Domestic natural gas demand is falling even as supplies proliferate, but the local distribution company (LDC) market could be reinvigorated if regulations put in place long before the boom in unconventional supplies are updated, IHS Inc. energy analysts found.

In an IHS CERA report, “Fueling the Future with Natural Gas: Bringing it Home,” analysts and advisers on Thursday offered a resource and suggestions for gas LDCs, their customers, regulators, legislators and other policymakers to makeover the system as traditional gas use diminishes while supplies flourish.

IHS experts said they see “little, if any growth in residential gas demand” as customer growth is offset by continued improvements in energy efficiency. However, LDCs still have avenues to expand their customer bases in ways “that make sense economically and that can be developed under the umbrella of state and local regulation,” said the researchers, led by principal author Rita Beale, senior director of power, gas, coal and renewables.

“Much of the prevailing natural gas regulation was developed in a time of perceived scarcity. Thus, it may be reasonable to review regulations and identify hindrances to natural gas use that may no longer be appropriate for today’s and tomorrow’s natural gas markets.”

Many LDCs already have growth initiatives ongoing in residential and commercial markets, with conversions from oil heat to natural gas heat accelerating. The trend is particularly strong in the Northeast, partly in response to cost considerations and partly on some government initiatives. Gas growth in the Appalachian Basin also hasn’t gone unnoticed (see Daily GPI, Oct. 1, 2013).

For example, New York City is in the midst of a large-scale conversion from fuel oil use to gas use (see Daily GPI, May 17, 2012). Connecticut LDCs are working on expansion plans (see Daily GPI, June 24, 2013). In Maine, gas LDCs are expanding to deliver supplies into sparsely populated areas serving paper mills, which provides a base level of support for the infrastructure to connect new customers along the way (see Daily GPI, Sept. 21, 2011).

Growth can be found elsewhere, said the report, because gas offers increased efficiencies, reduced air emissions and economic development for a variety of ancillary manufacturing industries. However, increasing the customer base will take some effort and money.

“Challenges include recovering the often high up front costs of investments by gas LDCs and consumers, conflicting federal, state, and local policy objectives, regulations grounded in outdated assumptions regarding natural gas supply and cost, and developing a consensus as to the new realities of the natural gas market,” authors said.

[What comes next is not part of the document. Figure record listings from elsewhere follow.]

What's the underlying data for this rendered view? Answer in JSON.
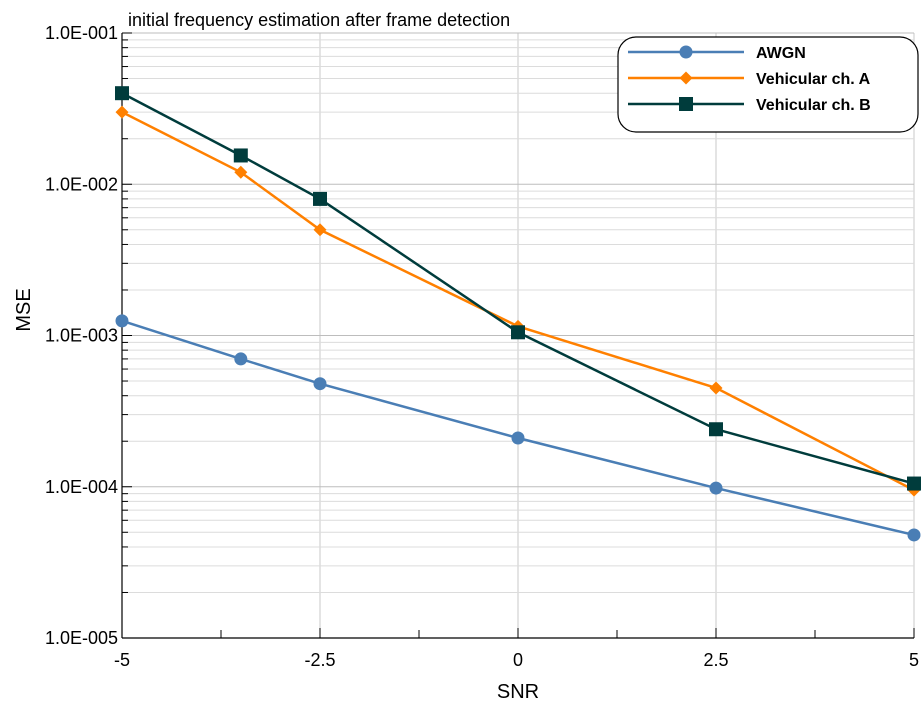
{
  "chart_data": {
    "type": "line",
    "title": "initial frequency estimation after frame detection",
    "xlabel": "SNR",
    "ylabel": "MSE",
    "x": [
      -5,
      -3.5,
      -2.5,
      0,
      2.5,
      5
    ],
    "xlim": [
      -5,
      5
    ],
    "ylim": [
      1e-05,
      0.1
    ],
    "yscale": "log",
    "x_ticks": [
      "-5",
      "-2.5",
      "0",
      "2.5",
      "5"
    ],
    "y_ticks": [
      "1.0E-005",
      "1.0E-004",
      "1.0E-003",
      "1.0E-002",
      "1.0E-001"
    ],
    "grid": true,
    "legend_position": "top-right",
    "series": [
      {
        "name": "AWGN",
        "color": "#4a7eb5",
        "marker": "circle",
        "values": [
          0.00125,
          0.0007,
          0.00048,
          0.00021,
          9.8e-05,
          4.8e-05
        ]
      },
      {
        "name": "Vehicular ch. A",
        "color": "#ff8000",
        "marker": "diamond",
        "values": [
          0.03,
          0.012,
          0.005,
          0.00115,
          0.00045,
          9.5e-05
        ]
      },
      {
        "name": "Vehicular ch. B",
        "color": "#003c3c",
        "marker": "square",
        "values": [
          0.04,
          0.0155,
          0.008,
          0.00105,
          0.00024,
          0.000105
        ]
      }
    ]
  }
}
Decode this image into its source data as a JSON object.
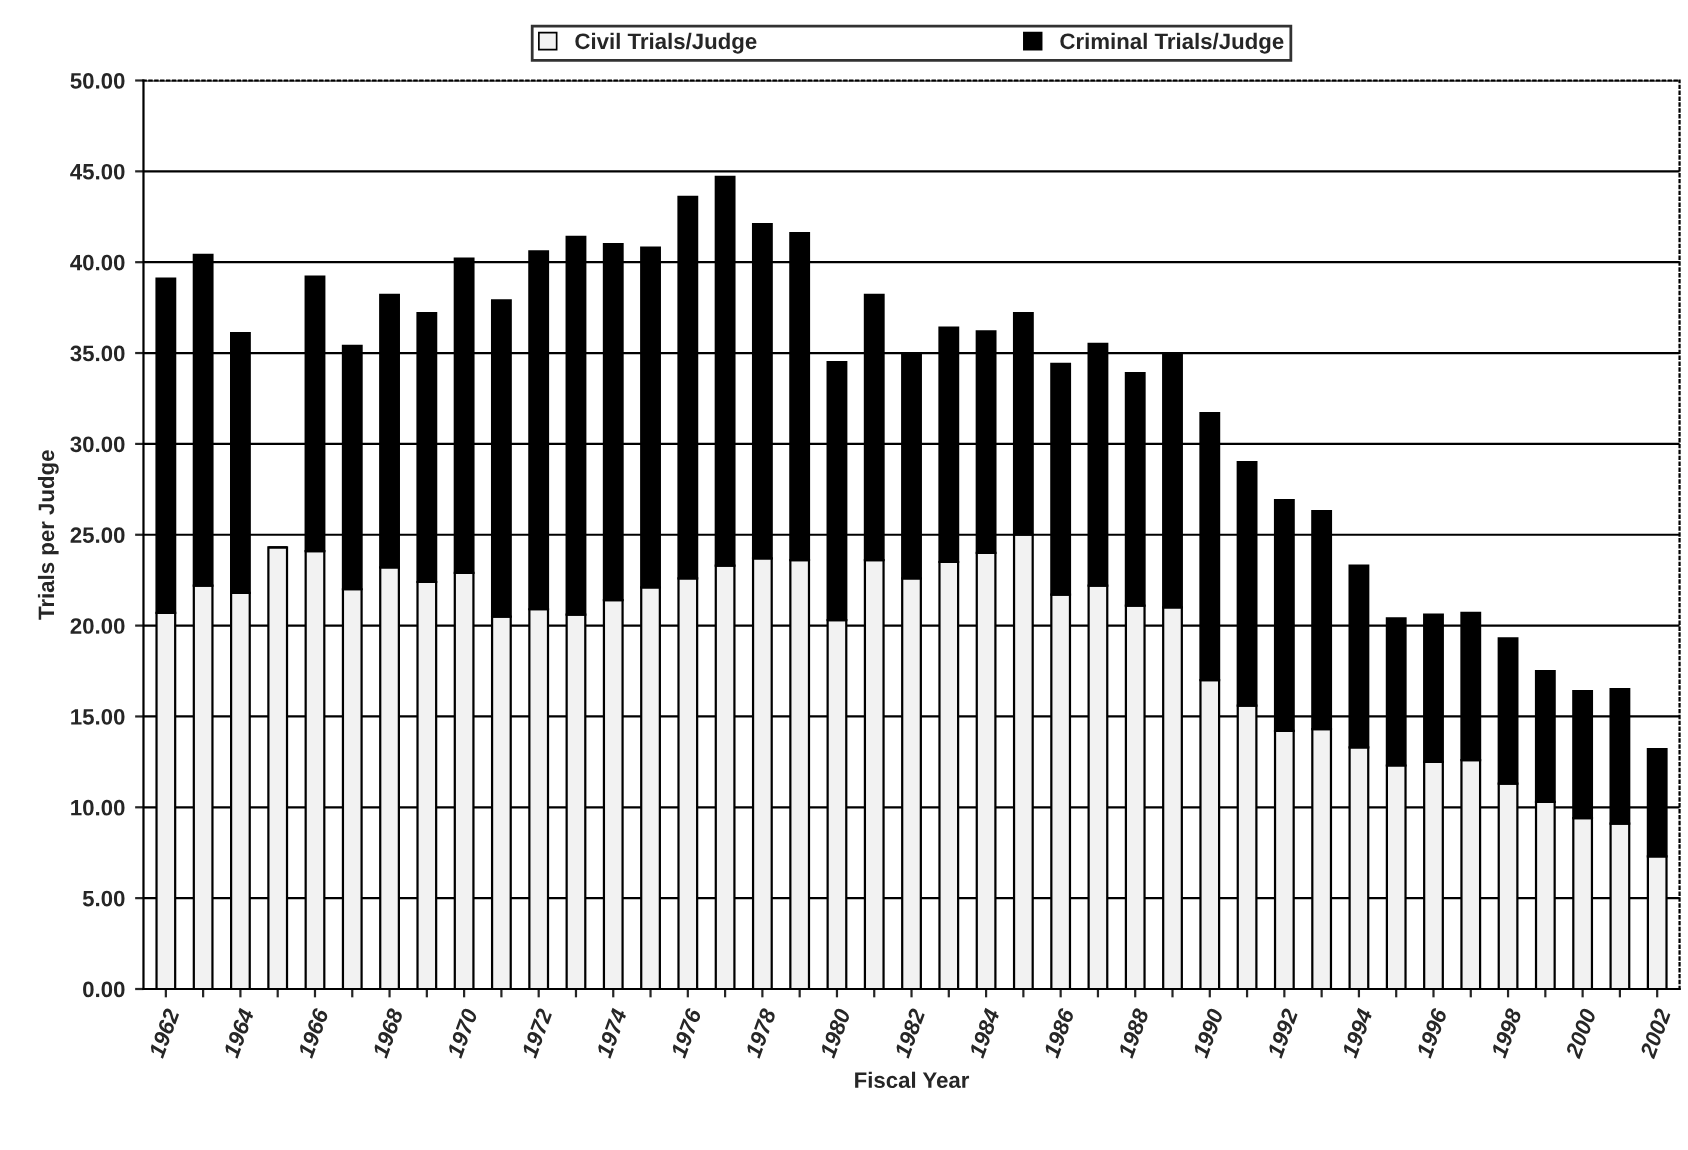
{
  "chart_data": {
    "type": "bar",
    "stacked": true,
    "xlabel": "Fiscal Year",
    "ylabel": "Trials per Judge",
    "categories": [
      "1962",
      null,
      "1964",
      null,
      "1966",
      null,
      "1968",
      null,
      "1970",
      null,
      "1972",
      null,
      "1974",
      null,
      "1976",
      null,
      "1978",
      null,
      "1980",
      null,
      "1982",
      null,
      "1984",
      null,
      "1986",
      null,
      "1988",
      null,
      "1990",
      null,
      "1992",
      null,
      "1994",
      null,
      "1996",
      null,
      "1998",
      null,
      "2000",
      null,
      "2002"
    ],
    "series": [
      {
        "name": "Civil Trials/Judge",
        "color": "#f2f2f2",
        "values": [
          20.7,
          22.2,
          21.8,
          24.3,
          24.1,
          22.0,
          23.2,
          22.4,
          22.9,
          20.5,
          20.9,
          20.6,
          21.4,
          22.1,
          22.6,
          23.3,
          23.7,
          23.6,
          20.3,
          23.6,
          22.6,
          23.5,
          24.0,
          25.0,
          21.7,
          22.2,
          21.1,
          21.0,
          17.0,
          15.6,
          14.2,
          14.3,
          13.3,
          12.3,
          12.5,
          12.6,
          11.3,
          10.3,
          9.4,
          9.1,
          7.3
        ]
      },
      {
        "name": "Criminal Trials/Judge",
        "color": "#000000",
        "values": [
          18.4,
          18.2,
          14.3,
          0,
          15.1,
          13.4,
          15.0,
          14.8,
          17.3,
          17.4,
          19.7,
          20.8,
          19.6,
          18.7,
          21.0,
          21.4,
          18.4,
          18.0,
          14.2,
          14.6,
          12.4,
          12.9,
          12.2,
          12.2,
          12.7,
          13.3,
          12.8,
          14.0,
          14.7,
          13.4,
          12.7,
          12.0,
          10.0,
          8.1,
          8.1,
          8.1,
          8.0,
          7.2,
          7.0,
          7.4,
          5.9
        ]
      }
    ],
    "ylim": [
      0,
      50
    ],
    "yticks": [
      {
        "value": 0,
        "label": "0.00"
      },
      {
        "value": 5,
        "label": "5.00"
      },
      {
        "value": 10,
        "label": "10.00"
      },
      {
        "value": 15,
        "label": "15.00"
      },
      {
        "value": 20,
        "label": "20.00"
      },
      {
        "value": 25,
        "label": "25.00"
      },
      {
        "value": 30,
        "label": "30.00"
      },
      {
        "value": 35,
        "label": "35.00"
      },
      {
        "value": 40,
        "label": "40.00"
      },
      {
        "value": 45,
        "label": "45.00"
      },
      {
        "value": 50,
        "label": "50.00"
      }
    ],
    "grid": "y",
    "legend": "top"
  }
}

Specific gains vary from one region to another but many may require regulatory changes, along with financial and technological innovations, to achieve growth.

There also are those common denominators: gas costs and gas prices. A lot of gas supply is expected to be cost-effective to produce at Henry Hub prices of around $4.00/Mcf, which would indicate that gas is not only abundant but low cost. However, there are caveats.

“Low cost” doesn’t suggest that gas would cost less than other fuels, said the authors. The price of coal is expected to remain well below that of gas on an energy-equivalent basis. It also doesn’t mean that gas costs and prices would be lower than ever before, they said, because historically, wellhead prices in 2012 dollars have remained below $4.00 except for two periods: 1981-1985, and 2000-2008.

Volatility in prices also would continue to reflect “unexpected events and temporary misalignment of physical demand and supply, often caused by variations in weather. In the context of the unconventional gas supply abundance, though, “low cost” gas indicates that prices would not have to increase materially because the huge resource base is available at a full-cycle breakeven price of about $4.00/Mcf.

The low cost of gas also indicates that prices “will remain significantly lower than had been expected prior to the ‘shale gale,’ while retail prices would remain lower over the long term on a Btu equivalent basis than refined oil products or electricity.”

In core gas LDC areas, the big opportunities ahead, said the authors, include converting single/multi-family households from fuel oil or electricity; switching customers to gas furnaces from electric heat pumps, and as the market grows for natural gas vehicles, installing home refueling units.

The prices of natural gas delivered to U.S. natural gas residential and commercial users have not fallen at the same pace as those at the Henry Hub in recent years. For each year from 2003 to 2008, the weighted average delivered-to-residential and commercial end-user price came in anywhere between a 41% to a 81% mark-up to the average Henry Hub index price. However, that markup soared to 183% in 2009, and after falling back a bit to 142% and 152% in 2010 and 2011, respectively, it rose to 246% in 2012.